Game Love at First Sight
It’s not often that I know I’m going to love a game after just a few minutes of my first play. I had that feeling a couple of turns into Suburbia.
Suburbia is a euro-ish game that has what many euros do not – an integrated theme. Some have compared it to the video game Sim City. Having played that game just a little many years ago, I can agree with the comparison.
All players start with the same suburban setup; your borough consists of a green suburb hex tile, a gray community park hex tile, and a yellow heavy factory hex tile, vertically arranged in that order.
Tiles in your borough can affect each other, and they tend to do so as you would expect in real life. This is what I mean by the theme being integrated into the game. Tiles you purchase and play in your borough may also affect other players’ boroughs.
Tile purchase and play will usually affect your cash flow and your reputation (victory points) either positively or negatively. You normally attempt to increase both your income (so you can purchase more tiles) and your reputation (so you can win the game) while striving to attain publicly shared goals and a personal goal. These goals, which are worth from 10, 15, or 20 points each are crucial to winning the game.
I said that you’ll normally want to increase income and reputation, but it’s possible that one of the goals will reward you for the lowest income or cash on hand or the poorest reputation at the end of the game. The public and private goals are selected at the beginning of the game from a large pool of possibilities. These goals come in pairs of opposites, so it’s possible that one of the available goals for a given game and it’s opposite are both in play at the same time. You’ll obviously have to choose which one to shoot for, since you won’t be able to attain both in that (probably rare) case.

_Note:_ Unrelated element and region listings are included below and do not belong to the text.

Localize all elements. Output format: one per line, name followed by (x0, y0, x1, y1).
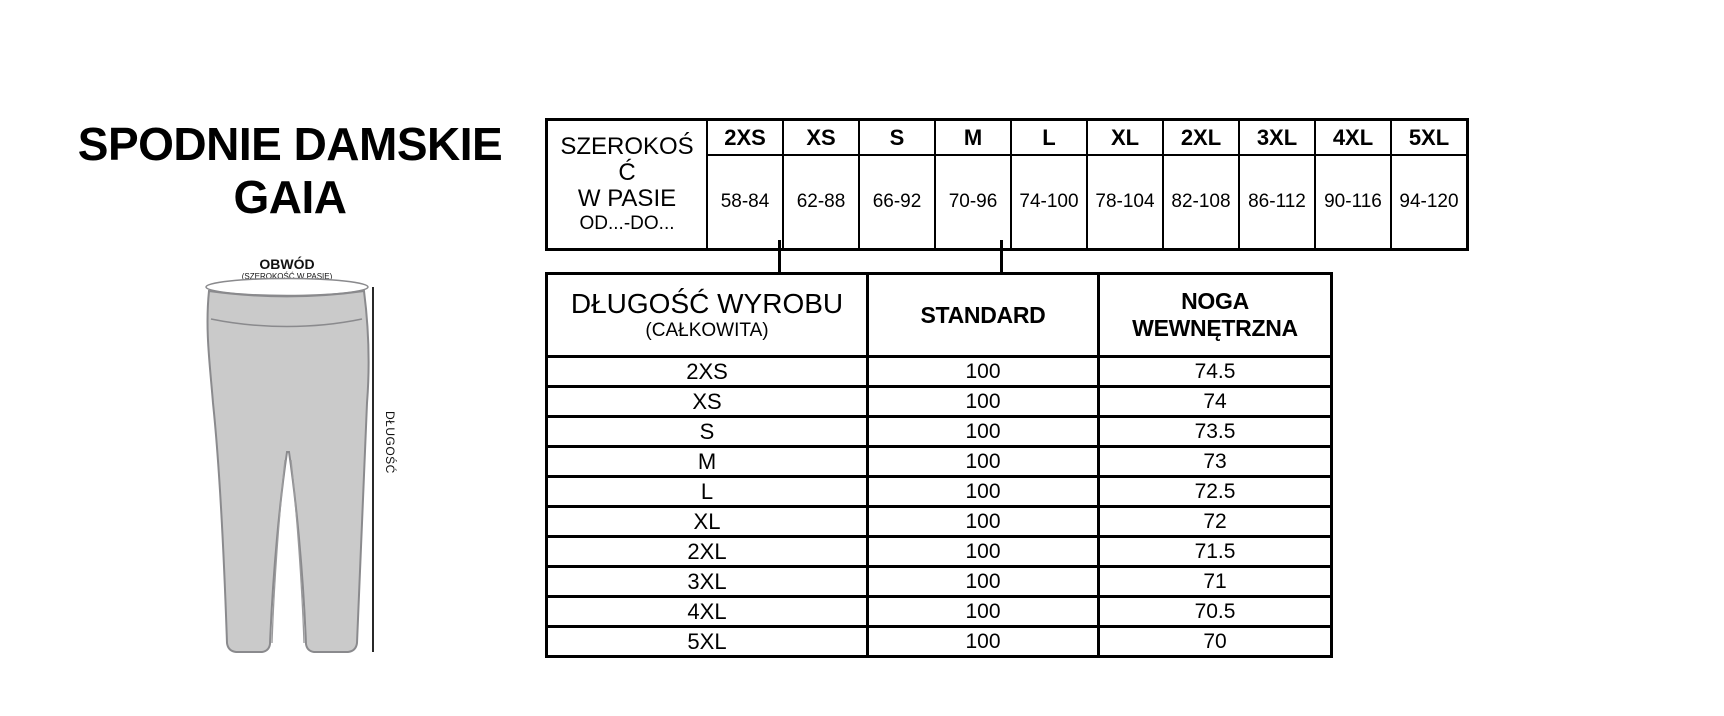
standard-cell: 100 (866, 505, 1100, 538)
length-table-row: XL 100 72 (545, 505, 1333, 538)
size-header-cell: S (858, 118, 936, 156)
length-header-cell: DŁUGOŚĆ WYROBU (CAŁKOWITA) (545, 272, 869, 358)
size-cell: S (545, 415, 869, 448)
size-cell: XL (545, 505, 869, 538)
inner-leg-header-cell: NOGA WEWNĘTRZNA (1097, 272, 1333, 358)
standard-cell: 100 (866, 535, 1100, 568)
length-table-row: 3XL 100 71 (545, 565, 1333, 598)
standard-cell: 100 (866, 565, 1100, 598)
standard-cell: 100 (866, 445, 1100, 478)
waist-range-cell: 90-116 (1314, 154, 1392, 251)
waist-range-cell: 74-100 (1010, 154, 1088, 251)
standard-cell: 100 (866, 355, 1100, 388)
inner-leg-cell: 70 (1097, 625, 1333, 658)
left-leg-seam (271, 459, 286, 644)
size-header-cell: L (1010, 118, 1088, 156)
size-range-row: 58-84 62-88 66-92 70-96 74-100 78-104 82-108 86… (547, 154, 1469, 251)
standard-header-cell: STANDARD (866, 272, 1100, 358)
size-header-cell: 3XL (1238, 118, 1316, 156)
page-title: SPODNIE DAMSKIE GAIA (55, 118, 525, 224)
standard-cell: 100 (866, 475, 1100, 508)
length-header-main: DŁUGOŚĆ WYROBU (570, 288, 844, 319)
inner-leg-cell: 70.5 (1097, 595, 1333, 628)
waist-range-cell: 86-112 (1238, 154, 1316, 251)
standard-cell: 100 (866, 595, 1100, 628)
table-connector-line-left (778, 240, 781, 274)
length-table-header-row: DŁUGOŚĆ WYROBU (CAŁKOWITA) STANDARD NOGA… (545, 272, 1333, 358)
size-cell: 3XL (545, 565, 869, 598)
waist-header-line: Ć (618, 158, 636, 186)
waist-header-line: W PASIE (577, 184, 677, 212)
size-header-cell: 2XL (1162, 118, 1240, 156)
length-table-row: 4XL 100 70.5 (545, 595, 1333, 628)
length-table-row: L 100 72.5 (545, 475, 1333, 508)
inner-leg-cell: 73 (1097, 445, 1333, 478)
inner-leg-cell: 74 (1097, 385, 1333, 418)
length-table-row: S 100 73.5 (545, 415, 1333, 448)
size-header-row: SZEROKOŚ Ć W PASIE OD...-DO... 2XS XS S M L X… (545, 118, 1469, 251)
length-header-sub: (CAŁKOWITA) (645, 320, 769, 341)
waist-range-cell: 94-120 (1390, 154, 1469, 251)
waist-label: OBWÓD (259, 255, 314, 272)
size-cell: XS (545, 385, 869, 418)
inner-leg-cell: 71 (1097, 565, 1333, 598)
inner-leg-cell: 73.5 (1097, 415, 1333, 448)
waist-header-line: SZEROKOŚ (560, 132, 694, 160)
waist-range-cell: 78-104 (1086, 154, 1164, 251)
standard-cell: 100 (866, 415, 1100, 448)
size-header-cell: 2XS (706, 118, 784, 156)
waist-range-cell: 66-92 (858, 154, 936, 251)
standard-cell: 100 (866, 625, 1100, 658)
size-cell: M (545, 445, 869, 478)
waist-sublabel: (SZEROKOŚĆ W PASIE) (242, 272, 333, 281)
size-header-cell: XS (782, 118, 860, 156)
waist-width-header-cell: SZEROKOŚ Ć W PASIE OD...-DO... (545, 118, 708, 251)
waist-range-cell: 70-96 (934, 154, 1012, 251)
length-table-row: XS 100 74 (545, 385, 1333, 418)
page-title-line-2: GAIA (233, 171, 348, 223)
inner-leg-cell: 71.5 (1097, 535, 1333, 568)
table-connector-line-right (1000, 240, 1003, 274)
length-table: DŁUGOŚĆ WYROBU (CAŁKOWITA) STANDARD NOGA… (545, 272, 1333, 658)
length-label: DŁUGOŚĆ (383, 411, 398, 474)
length-table-row: 5XL 100 70 (545, 625, 1333, 658)
size-header-cell: 4XL (1314, 118, 1392, 156)
waistband-seam (210, 318, 363, 328)
waist-range-cell: 58-84 (706, 154, 784, 251)
standard-cell: 100 (866, 385, 1100, 418)
page-title-line-1: SPODNIE DAMSKIE (77, 118, 503, 170)
length-table-row: 2XL 100 71.5 (545, 535, 1333, 568)
pants-diagram: OBWÓD (SZEROKOŚĆ W PASIE) DŁUGOŚĆ (205, 255, 398, 653)
length-table-row: M 100 73 (545, 445, 1333, 478)
waist-header-line: OD...-DO... (579, 212, 675, 234)
size-header-cell: 5XL (1390, 118, 1469, 156)
inner-leg-cell: 72.5 (1097, 475, 1333, 508)
waist-range-cell: 62-88 (782, 154, 860, 251)
inner-leg-cell: 74.5 (1097, 355, 1333, 388)
size-cell: 5XL (545, 625, 869, 658)
size-cell: 4XL (545, 595, 869, 628)
pants-shape (206, 289, 370, 653)
size-cell: 2XL (545, 535, 869, 568)
size-cell: L (545, 475, 869, 508)
waist-range-cell: 82-108 (1162, 154, 1240, 251)
size-header-cell: XL (1086, 118, 1164, 156)
length-table-row: 2XS 100 74.5 (545, 355, 1333, 388)
size-cell: 2XS (545, 355, 869, 388)
right-leg-seam (290, 459, 305, 644)
inner-leg-cell: 72 (1097, 505, 1333, 538)
size-header-cell: M (934, 118, 1012, 156)
waist-width-table: SZEROKOŚ Ć W PASIE OD...-DO... 2XS XS S M L X… (545, 118, 1469, 251)
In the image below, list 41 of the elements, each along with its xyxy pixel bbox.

During the course of the game, you’ll want to stay within 10 or 15 points of the leader so that, when you cash in on your goals at the end of the game, you still have a shot at winning.
Play It Again
I expect to get a lot of replay value from Suburbia because there are many more borough hex tiles and circular goal tiles provided than are actually used in any one game.
As of this writing, I have only taught Suburbia to a few people. I can hardly wait to teach it to the rest of my family and friends because I’m almost certain all of them will enjoy it. If you like Sim City or other thematic euro games, I’m sure you will too.
Update: This game quickly became my wife’s favorite for 2014. As of this update, we have played it 93 times. We also picked up (and now always use) the Suburbia Inc expansion which adds new tiles, borders, and more.